At 5'5", Holliday is one of the shortest players in NFL history. He has also played for the Denver Broncos, New York Giants, Tampa Bay Buccaneers, San Francisco 49ers, and Oakland Raiders.

High school career
Holliday went both ways at Northeast High, in Pride, Louisiana. Because of his short stature, Holliday did not start on the football team until his junior year. In his first season starting, he rushed for 1,870 yards and scored 26 touchdowns. In his senior year, Holliday put up even better statistics by rushing for 2,210 yards, scoring 34 touchdowns, and averaging 27.6 yards per punt return.

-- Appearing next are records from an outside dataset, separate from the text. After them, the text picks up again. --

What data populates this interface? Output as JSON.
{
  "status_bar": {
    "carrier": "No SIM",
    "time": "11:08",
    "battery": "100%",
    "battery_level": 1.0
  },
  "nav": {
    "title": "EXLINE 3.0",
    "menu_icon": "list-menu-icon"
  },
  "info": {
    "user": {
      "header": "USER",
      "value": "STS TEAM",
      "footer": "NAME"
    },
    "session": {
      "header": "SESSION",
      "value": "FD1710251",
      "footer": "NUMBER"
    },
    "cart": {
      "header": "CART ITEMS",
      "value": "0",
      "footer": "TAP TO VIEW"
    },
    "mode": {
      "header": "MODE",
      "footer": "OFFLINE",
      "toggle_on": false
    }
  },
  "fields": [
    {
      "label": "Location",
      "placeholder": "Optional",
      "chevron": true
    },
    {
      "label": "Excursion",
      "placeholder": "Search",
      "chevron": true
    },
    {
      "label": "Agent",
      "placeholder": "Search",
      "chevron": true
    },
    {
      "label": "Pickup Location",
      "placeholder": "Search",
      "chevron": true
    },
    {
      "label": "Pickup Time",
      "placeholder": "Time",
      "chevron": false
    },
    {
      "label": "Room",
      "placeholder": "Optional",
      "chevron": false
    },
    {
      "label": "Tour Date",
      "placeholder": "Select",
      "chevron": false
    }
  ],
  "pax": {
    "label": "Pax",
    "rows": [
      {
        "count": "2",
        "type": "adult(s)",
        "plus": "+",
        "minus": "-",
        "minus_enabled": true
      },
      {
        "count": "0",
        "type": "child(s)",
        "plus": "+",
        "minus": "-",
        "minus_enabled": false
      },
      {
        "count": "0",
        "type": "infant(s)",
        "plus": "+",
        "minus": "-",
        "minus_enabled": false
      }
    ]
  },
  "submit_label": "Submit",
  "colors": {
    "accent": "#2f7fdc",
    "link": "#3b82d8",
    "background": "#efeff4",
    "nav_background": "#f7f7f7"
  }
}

Holliday was also a track runner in high school. In 2005, Holliday posted the nation’s fastest indoor time in the 55 and 60-meter dashes. He led his team into the 2A state title by winning the 100 meters and 200 meters and was second in the long jump. Holliday was a four-time state champion in the 200 meters and a three-time 100 meters champion.

College career

Football
Holliday played football for the LSU Tigers football team from 2006–2009. In that time, he recorded eight touchdowns: four rushing, two on punt returns and two on kick returns.

Track and field
Holliday was a top-ranked American sprinter competing for the LSU Tigers track and field team and is regarded as one of the fastest players in football. He demonstrated his sprinting ability in the 100-meter dash at the 2007 USA Outdoor Track and Field Championships, where he recorded 10.07 seconds in the final – ahead of Walter Dix and second only to Tyson Gay. This qualified him for the 2007 World Championships in Athletics but he opted to not compete, preferring to begin the football season with the LSU Tigers. He continued to race, however, and reached the semi-finals in the 100 m at the 2008 United States Olympic Trials the following year.

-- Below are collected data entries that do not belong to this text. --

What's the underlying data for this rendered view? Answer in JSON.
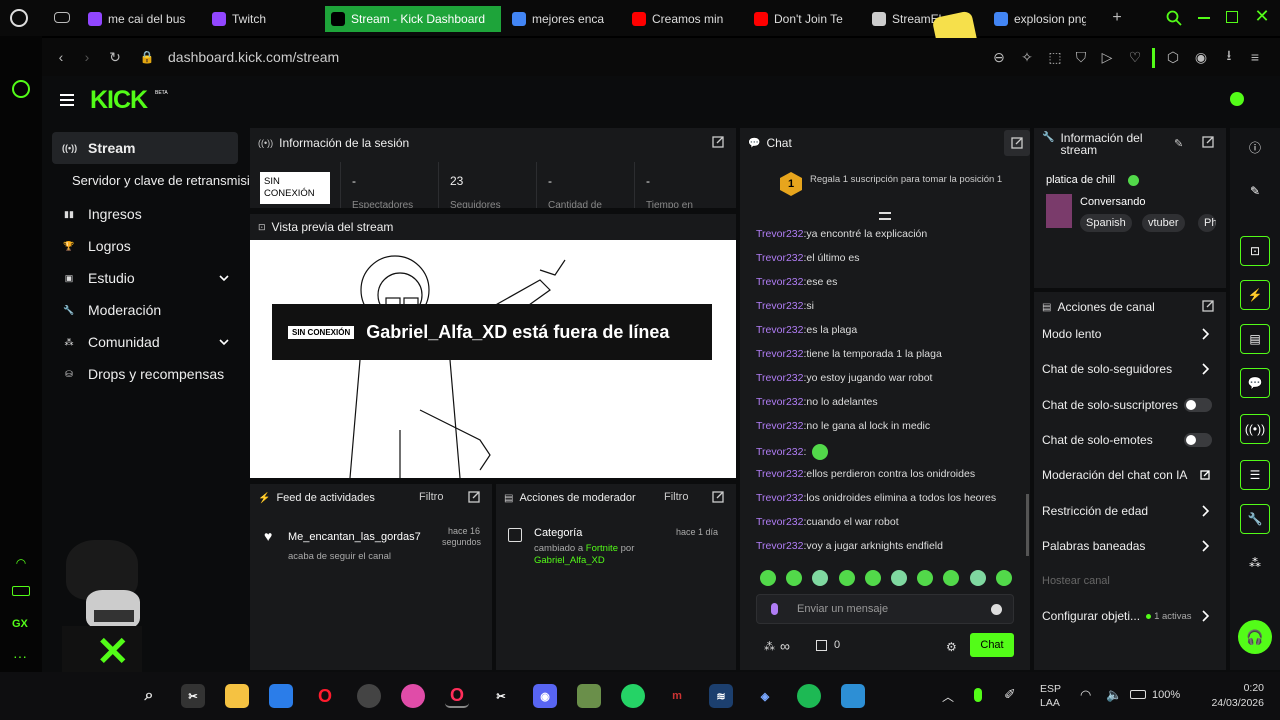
{
  "browser": {
    "tabs": [
      {
        "label": "me cai del bus",
        "icon": "twitch-icon",
        "color": "#9146ff"
      },
      {
        "label": "Twitch",
        "icon": "twitch-icon",
        "color": "#9146ff"
      },
      {
        "label": "Stream - Kick Dashboard",
        "icon": "kick-icon",
        "color": "#53fc18",
        "active": true
      },
      {
        "label": "mejores encar",
        "icon": "google-icon",
        "color": "#4285f4"
      },
      {
        "label": "Creamos min",
        "icon": "youtube-icon",
        "color": "#ff0000"
      },
      {
        "label": "Don't Join Te",
        "icon": "youtube-icon",
        "color": "#ff0000"
      },
      {
        "label": "StreamEle",
        "icon": "streamelements-icon",
        "color": "#cccccc"
      },
      {
        "label": "explosion png",
        "icon": "google-icon",
        "color": "#4285f4"
      }
    ],
    "url": "dashboard.kick.com/stream"
  },
  "kick": {
    "logo": "KICK",
    "beta": "BETA"
  },
  "sidebar": {
    "items": [
      {
        "label": "Stream",
        "icon": "broadcast-icon",
        "active": true
      },
      {
        "label": "Servidor y clave de retransmisión",
        "icon": "",
        "sub": true
      },
      {
        "label": "Ingresos",
        "icon": "chart-icon"
      },
      {
        "label": "Logros",
        "icon": "trophy-icon"
      },
      {
        "label": "Estudio",
        "icon": "studio-icon",
        "expandable": true
      },
      {
        "label": "Moderación",
        "icon": "wrench-icon"
      },
      {
        "label": "Comunidad",
        "icon": "community-icon",
        "expandable": true
      },
      {
        "label": "Drops y recompensas",
        "icon": "drops-icon"
      }
    ]
  },
  "session": {
    "title": "Información de la sesión",
    "status": "SIN CONEXIÓN",
    "stats": [
      {
        "value": "-",
        "label": "Espectadores"
      },
      {
        "value": "23",
        "label": "Seguidores"
      },
      {
        "value": "-",
        "label": "Cantidad de"
      },
      {
        "value": "-",
        "label": "Tiempo en"
      }
    ]
  },
  "preview": {
    "title": "Vista previa del stream",
    "badge": "SIN CONEXIÓN",
    "offline_text": "Gabriel_Alfa_XD está fuera de línea"
  },
  "activity": {
    "title": "Feed de actividades",
    "filter": "Filtro",
    "item": {
      "user": "Me_encantan_las_gordas7",
      "action": "acaba de seguir el canal",
      "time1": "hace 16",
      "time2": "segundos"
    }
  },
  "modactions": {
    "title": "Acciones de moderador",
    "filter": "Filtro",
    "item": {
      "title": "Categoría",
      "pre": "cambiado a",
      "game": "Fortnite",
      "by": "por",
      "user": "Gabriel_Alfa_XD",
      "time": "hace 1 día"
    }
  },
  "chat": {
    "title": "Chat",
    "gift_count": "1",
    "gift_text": "Regala 1 suscripción para tomar la posición 1",
    "messages": [
      {
        "user": "Trevor232",
        "text": "ya encontré la explicación"
      },
      {
        "user": "Trevor232",
        "text": "el último es"
      },
      {
        "user": "Trevor232",
        "text": "ese es"
      },
      {
        "user": "Trevor232",
        "text": "si"
      },
      {
        "user": "Trevor232",
        "text": "es la plaga"
      },
      {
        "user": "Trevor232",
        "text": "tiene la temporada 1 la plaga"
      },
      {
        "user": "Trevor232",
        "text": "yo estoy jugando war robot"
      },
      {
        "user": "Trevor232",
        "text": "no lo adelantes"
      },
      {
        "user": "Trevor232",
        "text": "no le gana al lock in medic"
      },
      {
        "user": "Trevor232",
        "text": "",
        "emote": true
      },
      {
        "user": "Trevor232",
        "text": "ellos perdieron contra los onidroides"
      },
      {
        "user": "Trevor232",
        "text": "los onidroides elimina a todos los heores"
      },
      {
        "user": "Trevor232",
        "text": "cuando el war robot"
      },
      {
        "user": "Trevor232",
        "text": "voy a jugar arknights endfield"
      }
    ],
    "placeholder": "Enviar un mensaje",
    "points": "∞",
    "gifts": "0",
    "send": "Chat"
  },
  "streaminfo": {
    "title": "Información del stream",
    "stream_title": "platica de chill",
    "category": "Conversando",
    "tags": [
      "Spanish",
      "vtuber",
      "Ph"
    ]
  },
  "channel_actions": {
    "title": "Acciones de canal",
    "items": [
      {
        "label": "Modo lento",
        "type": "arrow"
      },
      {
        "label": "Chat de solo-seguidores",
        "type": "arrow"
      },
      {
        "label": "Chat de solo-suscriptores",
        "type": "toggle"
      },
      {
        "label": "Chat de solo-emotes",
        "type": "toggle"
      },
      {
        "label": "Moderación del chat con IA",
        "type": "link"
      },
      {
        "label": "Restricción de edad",
        "type": "arrow"
      },
      {
        "label": "Palabras baneadas",
        "type": "arrow"
      },
      {
        "label": "Hostear canal",
        "type": "disabled"
      },
      {
        "label": "Configurar objeti...",
        "type": "arrow",
        "extra": "1 activas"
      }
    ]
  },
  "taskbar": {
    "lang1": "ESP",
    "lang2": "LAA",
    "battery": "100%",
    "time": "0:20",
    "date": "24/03/2026"
  },
  "colors": {
    "accent": "#53fc18",
    "username": "#b07df5",
    "panel": "#18191b"
  }
}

In his first year at LSU in 2007, he broke Xavier Carter's school record and became the Southeastern Conference 100 m champion. At the NCAA Outdoor Track and Field Championship later that year he set a personal record in the semifinals and finished runner-up in the final to Walter Dix. The following year, he took third in the 100 m NCAA final and anchored the 4×100-meter relay team to victory in 38.42 seconds – the fastest collegiate time that year.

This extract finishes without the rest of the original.